The Scarcity of Shared Memories

When supply decreases while demand remains constant, prices rise.

This is at least a partial explanation for why the older people get, the more they value close friends and family.

I was listening to a DMX song on the drive in to the office this morning, and a flood of memories came back. It triggered the sights, sounds, ideas, jokes, and stories from an entire epoch of my life. Kalamazoo Valley Community College. Trips to the beach in South Haven. Lifting weights every morning with some guys before work or classes. The smell of my buddy’s Mazda. Burning CDs.

I sent the link to my brother when I got to my desk and said, “Remember this?” He immediately acknowledged and even though we didn’t exchange any words about it, I knew that he was thinking all the same things I was.

It hit me that he’s probably the only person on earth who would share that whole bundle of memories from that phase of life, or who would feel the same things about the song.

When I was younger, I was mostly surrounded by the same people. Friends, family, etc. Pretty much anyone I knew would have the same shared experiences. As time moved, the number of different people I did different stuff with expanded. Each year, there are fewer and fewer people who share big chunks of memory with me. There are many more people who share slivers – work life for this segment of time, softball for that one year, etc. – but those get smaller all the time as a percentage of my life.

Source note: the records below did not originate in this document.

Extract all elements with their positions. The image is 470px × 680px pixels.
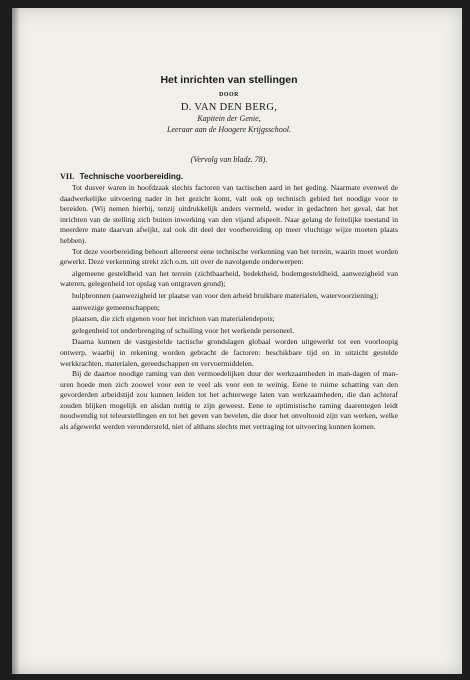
paragraph: Bij de daartoe noodige raming van den vermoedelijken duur der werkzaamheden in man-dagen of man-uren hoede men zich zoowel voor een te veel als voor een te weinig. Eene te ruime schatting van den gevorderden arbeidstijd zou kunnen leiden tot het achterwege laten van werkzaamheden, die dan achteraf zouden blijken mogelijk en alsdan nuttig te zijn geweest. Eene te optimistische raming daarentegen leidt noodwendig tot teleurstellingen en tot het geven van bevelen, die door het onvoltooid zijn van werken, welke als afgewerkt werden verondersteld, niet of althans slechts met vertraging tot uitvoering kunnen komen. xyxy=(60,369,398,432)
paragraph: Tot dusver waren in hoofdzaak slechts factoren van tactischen aard in het geding. Naarmate evenwel de daadwerkelijke uitvoering nader in het gezicht komt, valt ook op technisch gebied het noodige voor te bereiden. (Wij nemen hierbij, tenzij uitdrukkelijk anders vermeld, weder in gedachten het geval, dat het inrichten van de stelling zich buiten inwerking van den vijand afspeelt. Naar gelang de feitelijke toestand in meerdere mate daarvan afwijkt, zal ook dit deel der voorbereiding op meer vluchtige wijze moeten plaats hebben). xyxy=(60,183,398,245)
byline-door: DOOR xyxy=(219,92,239,98)
paragraph: Tot deze voorbereiding behoort allereerst eene technische verkenning van het terrein, waarin moet worden gewerkt. Deze verkenning strekt zich o.m. uit over de navolgende onderwerpen: xyxy=(60,246,398,267)
article-content xyxy=(60,74,398,433)
list-item: hulpbronnen (aanwezigheid ter plaatse van voor den arbeid bruikbare materialen, watervoorziening); xyxy=(72,290,379,300)
list-item: plaatsen, die zich eigenen voor het inrichten van materialendepots; xyxy=(72,314,275,324)
list-item: aanwezige gemeenschappen; xyxy=(72,302,160,312)
list-item: gelegenheid tot onderbrenging of schuiling voor het werkende personeel. xyxy=(72,325,295,335)
continuation-note: (Vervolg van bladz. 78). xyxy=(190,155,268,164)
section-number: VII. xyxy=(60,172,75,181)
author-affiliation: Leeraar aan de Hoogere Krijgsschool. xyxy=(167,125,291,134)
author-name: D. VAN DEN BERG, xyxy=(180,102,278,113)
document-page xyxy=(12,8,462,674)
list-item: algemeene gesteldheid van het terrein (zichtbaarheid, bedektheid, bodemgesteldheid, aanwezigheid van wateren, gelegenheid tot opslag van ontgraven grond); xyxy=(60,268,398,289)
paragraph: Daarna kunnen de vastgestelde tactische grondslagen globaal worden uitgewerkt tot een voorloopig ontwerp, waarbij in rekening worden gebracht de factoren: beschikbare tijd en in uitzicht gestelde werkkrachten, materialen, gereedschappen en vervoermiddelen. xyxy=(60,337,398,368)
section-heading xyxy=(60,172,398,181)
author-rank: Kapitein der Genie, xyxy=(197,114,261,123)
reconnaissance-list xyxy=(60,269,398,337)
page-gutter-shadow xyxy=(12,8,20,674)
section-title: Technische voorbereiding. xyxy=(79,172,184,181)
article-title: Het inrichten van stellingen xyxy=(160,74,298,86)
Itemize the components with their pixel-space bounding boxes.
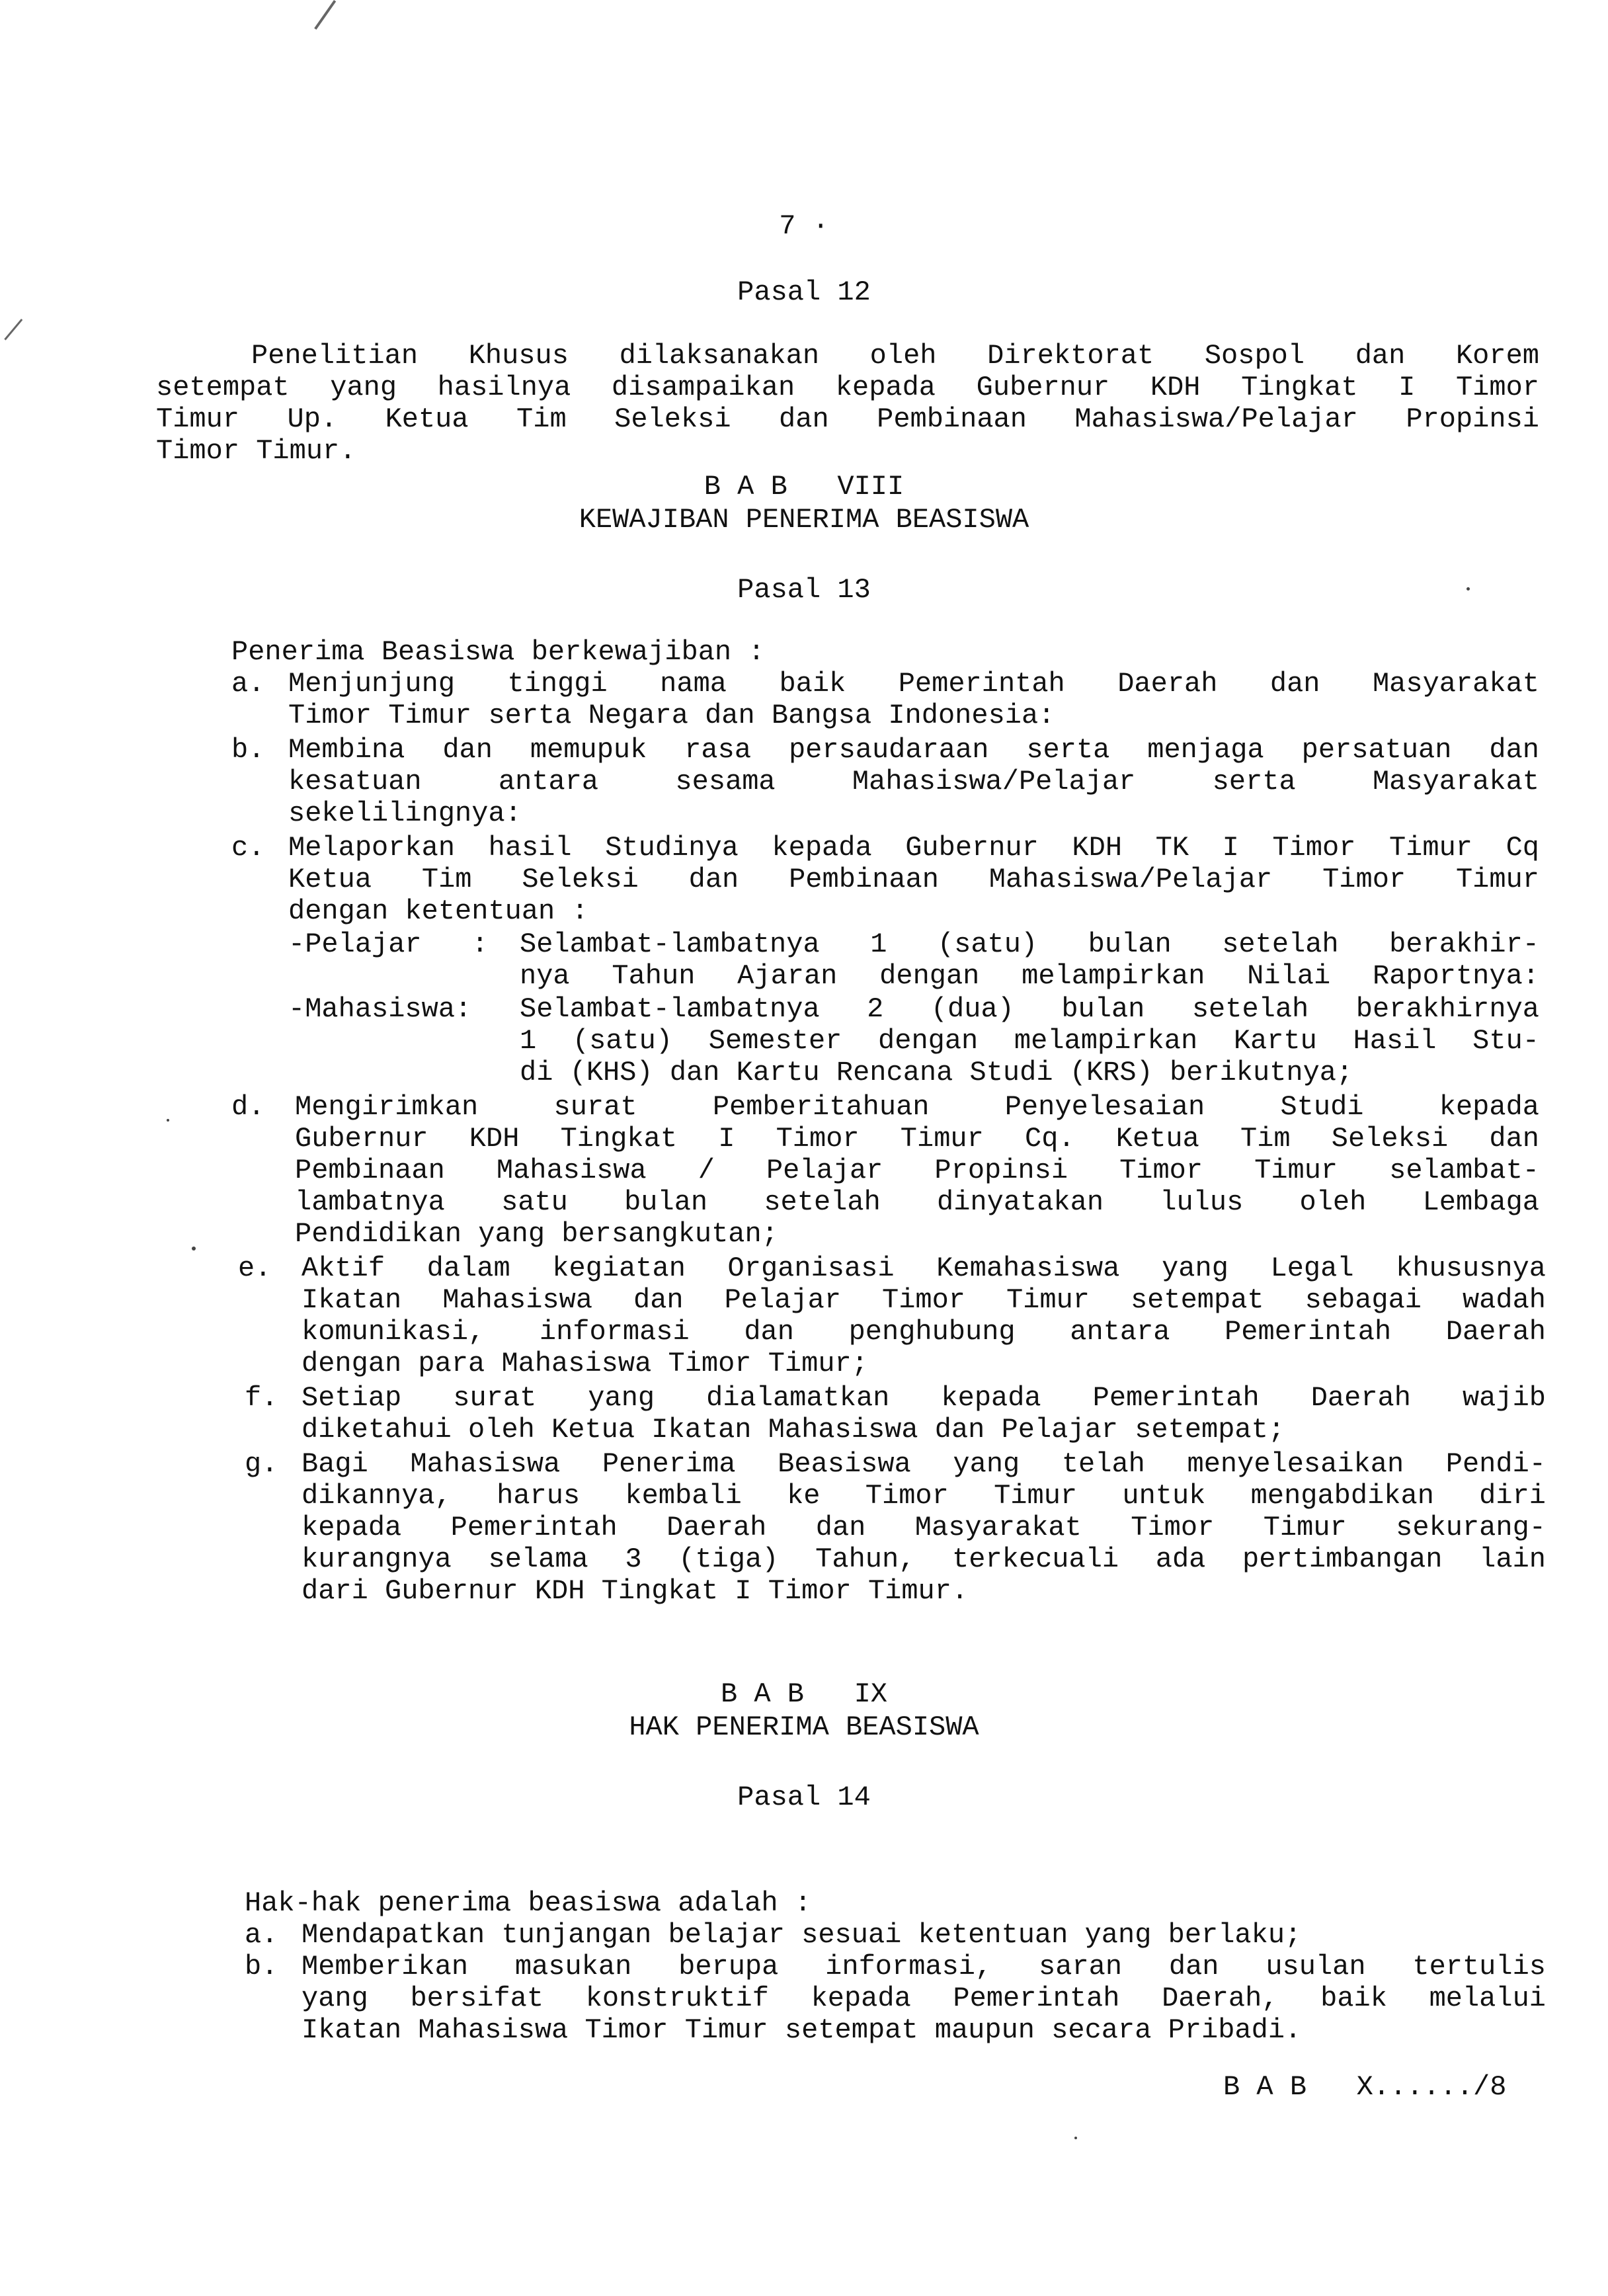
pasal-12-heading: Pasal 12: [737, 276, 871, 308]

Shared memories are fun. There is a steady demand for them. But the supply decreases as life goes on. They become scarcer, and therefore more valuable. My wife and I have shared memories going back almost twenty years. My siblings and I have shared memories for the first fifteen or so years. Nobody has complete shared memory of course, but those with really big chunks are really fun, and I appreciate them more over time. It allows a kind of joyful or poignant communication without words. It’s telepathy.